Definition: The Econometric  Methods make use of statistical tools and economic theories in combination to estimate the economic variables and to forecast the intended variables.

The econometric model can either be a single-equation regression model or may consist a system of simultaneous equations. In most commodities, the single-equation regression model serves the purpose.

But, however, in the case where the explanatory economic variables are so interdependent or interrelated to each other that unless one is defined the other variable cannot be determined, a single-equation regression model does not serve the purpose. And, therefore in such situation, the system of simultaneous equations is used to forecast the variable.

The econometric methods are comprised of two basic methods, these are:

  1. Regression Method: The regression analysis is the most common method used to forecast the demand for a product. This method combines the economic theory with statistical tools of estimation. The economic theory is applied to specify the demand determinants and the nature of the relationship between product’s demand and its determinants. Thus, through an economic theory, a general form of a demand function is determined. While the statistical techniques are applied to estimate the values of parameters in the projected equation.

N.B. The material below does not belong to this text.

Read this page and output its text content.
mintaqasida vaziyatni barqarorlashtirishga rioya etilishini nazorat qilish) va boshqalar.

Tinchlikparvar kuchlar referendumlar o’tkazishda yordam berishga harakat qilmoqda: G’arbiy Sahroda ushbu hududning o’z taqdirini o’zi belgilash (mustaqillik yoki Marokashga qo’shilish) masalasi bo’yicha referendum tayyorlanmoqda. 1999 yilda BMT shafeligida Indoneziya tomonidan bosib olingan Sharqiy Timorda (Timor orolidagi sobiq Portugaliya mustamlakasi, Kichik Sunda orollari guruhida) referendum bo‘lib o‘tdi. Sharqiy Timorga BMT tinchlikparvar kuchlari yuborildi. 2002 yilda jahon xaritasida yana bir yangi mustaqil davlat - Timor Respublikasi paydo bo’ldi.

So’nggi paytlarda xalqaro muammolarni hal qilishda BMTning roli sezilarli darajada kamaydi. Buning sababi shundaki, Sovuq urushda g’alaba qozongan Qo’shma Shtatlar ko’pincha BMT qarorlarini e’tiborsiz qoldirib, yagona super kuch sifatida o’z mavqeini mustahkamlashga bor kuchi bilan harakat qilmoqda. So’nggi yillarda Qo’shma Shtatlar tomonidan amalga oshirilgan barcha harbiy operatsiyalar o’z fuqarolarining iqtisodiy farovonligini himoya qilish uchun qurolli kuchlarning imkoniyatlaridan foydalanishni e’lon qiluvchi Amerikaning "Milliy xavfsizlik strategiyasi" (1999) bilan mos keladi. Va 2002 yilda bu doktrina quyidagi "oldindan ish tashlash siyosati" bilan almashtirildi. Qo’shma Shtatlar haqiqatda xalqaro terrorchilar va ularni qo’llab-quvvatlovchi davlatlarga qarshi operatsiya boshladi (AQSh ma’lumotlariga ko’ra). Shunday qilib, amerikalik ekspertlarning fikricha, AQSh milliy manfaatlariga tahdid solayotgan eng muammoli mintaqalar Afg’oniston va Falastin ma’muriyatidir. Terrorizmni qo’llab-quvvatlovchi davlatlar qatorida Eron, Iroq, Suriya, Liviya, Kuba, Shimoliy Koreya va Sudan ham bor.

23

    Under the regression method, the first and the foremost thing is to determine the demand function. While specifying the demand functions for several commodities, one may come across many commodities whose demand depends by or large, on a single independent variable. For example, suppose in a city, the demand for items like tea and coffee is found to depend largely on the population of the city, then the demand functions of these items are said to be single-variable demand functions.

    On the other hand, if it is found out that the demand for commodities like sweets, ice-creams, fruits, vegetables, etc., depends on a number of variables like commodity’s own price, the price of substitute goods, household incomes, population, etc. Then such demand functions are called as multi-variable demand functions.

    Thus, for a single variable demand function, the simple regression equation is used while for multiple variable functions, a multi-variable equation is used for estimating the demand for a product.

  2. Simultaneous Equations Model: Under simultaneous equation model, demand forecasting involves the estimation of several simultaneous equations. These equations are often the behavioral equations, market-clearing equations, and mathematical identities.

    The regression technique is based on the assumption of one-way causation, which means independent variables cause variations in the dependent variables, and not vice-versa. In simple terms, the independent variable is in no way affected by the dependent variable. For example, D = a – bP, which shows that price affects demand, but demand does not affect the price, which is an unrealistic assumption.

    On the contrary, the simultaneous equations model enables a forecaster to study the simultaneous interaction between the dependent and independent variables. Thus, simultaneous equation model is a systematic and complete approach to forecasting. This method employs several mathematical and statistical tools of estimation.

The econometric methods are most widely used in forecasting the demand for a product, for a group of products and the economy as a whole. The forecast made through these methods is more reliable than the other forecasting methods.